Con sus manos de crío
abrazaba alas de pájaro.
Yo le veo;
sin pudor, ajeno,
volviendo a colocar los números
de aquellos jardines
cansado ya de su orden cartesiano.
Le veo, en la casualidad de su infancia,
perderse una y otra vez
como si soñara, libre de nuevo,
con heroicas hipotenusas
por las que ascienden, una vez más,
los adultos entramados del futuro.
yo le veo
jugando, en los surcos de su piel
con la gravedad de infante,
a devolver las manzanas caídas
a sus newtonianas ramas
y, en su pereza cuántica,
ordenar, ¡cómo sólo saben hacerlo los niños!,
un primitivo universo.
Le veo matemáticamente puro
en el paso del tiempo
y admiro la geometría de su silencio,
y la titubeante caligrafía de su risa
amontonando los cubos de esos rompecabezas
en los que escondimos el tiempo perdido
y el seno de aquellas cuerdas
con las que nos educaron.
Le veo, en la perdida pureza
de la proporción áurea de su infancia,
reconstruyendo tablas
períodicamente imprecisas en su ciencia
y calcular con los dedos
el peso atómico de los besos que no nos dimos.
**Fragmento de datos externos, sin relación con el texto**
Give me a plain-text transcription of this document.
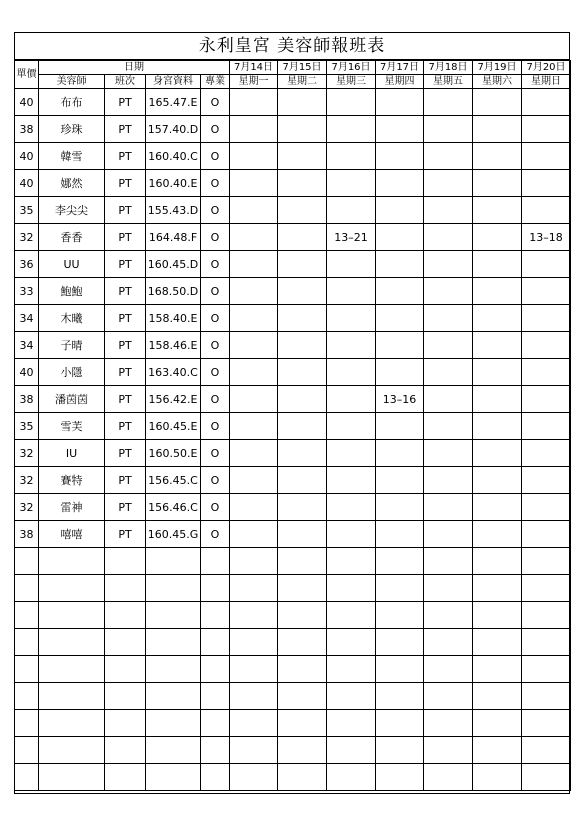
永利皇宮 美容師報班表
單價	日期				7月14日	7月15日	7月16日	7月17日	7月18日	7月19日	7月20日
	美容師	班次	身宮資料	專業	星期一	星期二	星期三	星期四	星期五	星期六	星期日
40	布布	PT	165.47.E	O							
38	珍珠	PT	157.40.D	O							
40	韓雪	PT	160.40.C	O							
40	娜然	PT	160.40.E	O							
35	李尖尖	PT	155.43.D	O							
32	香香	PT	164.48.F	O			13–21				13–18
36	UU	PT	160.45.D	O							
33	鮑鮑	PT	168.50.D	O							
34	木曦	PT	158.40.E	O							
34	子晴	PT	158.46.E	O							
40	小隱	PT	163.40.C	O							
38	潘茵茵	PT	156.42.E	O				13–16			
35	雪芙	PT	160.45.E	O							
32	IU	PT	160.50.E	O							
32	賽特	PT	156.45.C	O							
32	雷神	PT	156.46.C	O							
38	嘻嘻	PT	160.45.G	O							
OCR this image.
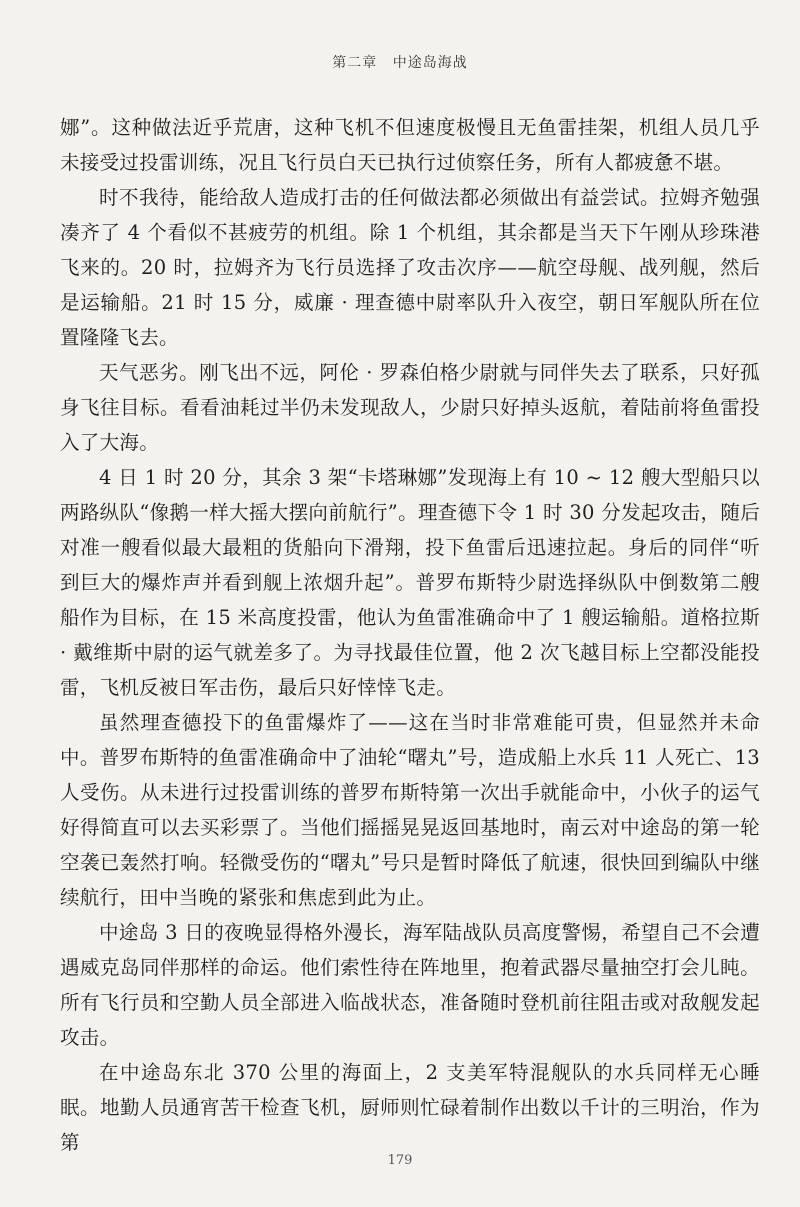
第二章 中途岛海战

娜”。这种做法近乎荒唐，这种飞机不但速度极慢且无鱼雷挂架，机组人员几乎未接受过投雷训练，况且飞行员白天已执行过侦察任务，所有人都疲惫不堪。

时不我待，能给敌人造成打击的任何做法都必须做出有益尝试。拉姆齐勉强凑齐了 4 个看似不甚疲劳的机组。除 1 个机组，其余都是当天下午刚从珍珠港飞来的。20 时，拉姆齐为飞行员选择了攻击次序——航空母舰、战列舰，然后是运输船。21 时 15 分，威廉 · 理查德中尉率队升入夜空，朝日军舰队所在位置隆隆飞去。

天气恶劣。刚飞出不远，阿伦 · 罗森伯格少尉就与同伴失去了联系，只好孤身飞往目标。看看油耗过半仍未发现敌人，少尉只好掉头返航，着陆前将鱼雷投入了大海。

4 日 1 时 20 分，其余 3 架“卡塔琳娜”发现海上有 10 ~ 12 艘大型船只以两路纵队“像鹅一样大摇大摆向前航行”。理查德下令 1 时 30 分发起攻击，随后对准一艘看似最大最粗的货船向下滑翔，投下鱼雷后迅速拉起。身后的同伴“听到巨大的爆炸声并看到舰上浓烟升起”。普罗布斯特少尉选择纵队中倒数第二艘船作为目标，在 15 米高度投雷，他认为鱼雷准确命中了 1 艘运输船。道格拉斯 · 戴维斯中尉的运气就差多了。为寻找最佳位置，他 2 次飞越目标上空都没能投雷，飞机反被日军击伤，最后只好悻悻飞走。

虽然理查德投下的鱼雷爆炸了——这在当时非常难能可贵，但显然并未命中。普罗布斯特的鱼雷准确命中了油轮“曙丸”号，造成船上水兵 11 人死亡、13 人受伤。从未进行过投雷训练的普罗布斯特第一次出手就能命中，小伙子的运气好得简直可以去买彩票了。当他们摇摇晃晃返回基地时，南云对中途岛的第一轮空袭已轰然打响。轻微受伤的“曙丸”号只是暂时降低了航速，很快回到编队中继续航行，田中当晚的紧张和焦虑到此为止。

中途岛 3 日的夜晚显得格外漫长，海军陆战队员高度警惕，希望自己不会遭遇威克岛同伴那样的命运。他们索性待在阵地里，抱着武器尽量抽空打会儿盹。所有飞行员和空勤人员全部进入临战状态，准备随时登机前往阻击或对敌舰发起攻击。

在中途岛东北 370 公里的海面上，2 支美军特混舰队的水兵同样无心睡眠。地勤人员通宵苦干检查飞机，厨师则忙碌着制作出数以千计的三明治，作为第

179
Yo le veo cultivar absorto
campos de arena cautiva
en el País de Nunca Jamás
y en la lluvia de sus dunas
hallar la simetría
para someter el océano
por el que navegan piratas funcionarios;
veo como esconde sus tesoros
en aquellas islas desiertas que, día a día,
fuimos abandonando.
Le veo y deseo sentarme a su lado,
cubrirme con él del mismo barro,
contarnos secretos intrascendentes
de este pueril amor anciano
y elevarnos dos pi erre al cuadrado.